Comme le dit Adriana Valdés dans son texte sur un de mes travaux nommé « Plaga » [Nuée] :« il est pertinent de citer ici le modèle lacanien du maître et de l’hystérique, qui montre l’agonie du thérapeute, le sens tragique de la thérapie : Nous savons que l’hystérique dit au maître : ‘la vérité sort de ma bouche, je suis ici, et toi comment crois-tu pouvoir me dire qui je suis’. Et l’on devine qu’aussi sage et subtile que soit la réponse du maître, l’hystérique lui fera savoir qu’elle n’est pas la bonne, que son ici se soustrait à la capture, qu’il faut tout recommencer et beaucoup travailler pour s’en approcher. Elle prend ainsi l’avantage sur le maître : se transforme en maîtresse du maître. »
En ce sens, l’envolée est sans doute une image de fuite, mais elle représente surtout une image de révolte. Je crois que le discours somatique, traumatisé et anormal de l’hystérique, est un appel à l’aide autant qu’un cri d’insoumission. C’est aussi un questionnement constant et incessant sur les limites de notre rapport à l’autre ; de cet autre qui - dès lors qu’il nous est nécessaire -, exerce sur nous une séduction vaine et donc un pouvoir.

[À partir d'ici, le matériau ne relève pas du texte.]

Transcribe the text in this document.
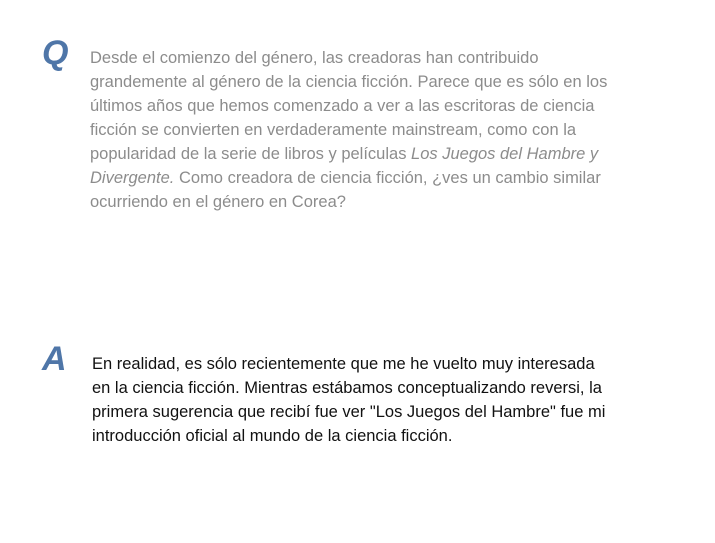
Q Desde el comienzo del género, las creadoras han contribuido grandemente al género de la ciencia ficción. Parece que es sólo en los últimos años que hemos comenzado a ver a las escritoras de ciencia ficción se convierten en verdaderamente mainstream, como con la popularidad de la serie de libros y películas Los Juegos del Hambre y Divergente. Como creadora de ciencia ficción, ¿ves un cambio similar ocurriendo en el género en Corea?

A En realidad, es sólo recientemente que me he vuelto muy interesada en la ciencia ficción. Mientras estábamos conceptualizando reversi, la primera sugerencia que recibí fue ver "Los Juegos del Hambre" fue mi introducción oficial al mundo de la ciencia ficción.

FCB : Pour finir, j’aimerais que nous puissions réfléchir ensemble sur la proximité qui existe entre l’hystérie comme symptôme d’un mal qui s’ignore, et la création artistique comme expression (ou mise en forme) plastique d’une émotion. A votre avis, est-ce pertinent de penser l’expression artistique à partir du concept de symptôme ; si tant est que nous donnions au mot symptôme le sens que lui attribuait Freud : « Le symptôme est le substitut de représentations tombées sous le coup d'un interdit et refoulées dans l'Inconscient »1 ?


VJ : Quand je réfléchis à la relation entre symptôme et art, je le fais à partir de l’idée qu’un symptôme est une élaboration psychique complexe sur quelque chose que nous ignorons mais qui pourtant, nous bouleverse encore. Or, c’est vrai que comme dans l’hystérie, l’art suppose certaines opérations qui sont relativement similaires à celles qui président à l’élaboration d’un symptôme : la condensation d’éléments par exemple, ou encore l’inversion de signes pour construire de nouveaux signifiants. En outre, on pourrait ajouter aussi le mystère de la conversion des idées en procédés matériels. Le symptôme suppose beaucoup d’invention subjective et, dans ce sens, il s’apparente à l’art. Dans mon expérience artistique, l’œuvre que je produis est une prolongation de mon propre corps, de mes idées et de mes émotions, et dans ce sens, c’est vrai, je l’expérimente comme un symptôme.
Cependant, que ce soit dans la rencontre de l’émotionnel et du rationnel, de l’expérimental et de la technique, et bien plus encore, dans celle toujours frustrante de mes idées avec la matière, l’art se distingue radicalement du symptôme dans le langage plastique que j’élabore. C’est un langage envisagé pour que les autres puissent y avoir accès. Je ne voudrais pas que mes œuvres restent, pour les autres, comme un chiffre insensé. Je crois que cela distingue la production d’un symptôme, de la production d’un langage artistique. Le symptôme, d’ailleurs, est produit pour maintenir l’équilibre psychique avec lequel nous avons été élevés, alors que le langage de l’art, lui, est fait pour rompre avec les conventions culturelles dans lesquelles nous avons grandi. L’art est fait pour questionner ces conventions, autrement dit, pour disposer d’elles comme d’outils : l’art est fait pour que nous ne restions pas les prisonniers de nos référents mais pour que nous apprenions à générer de nouvelles formes et de nouveaux discours.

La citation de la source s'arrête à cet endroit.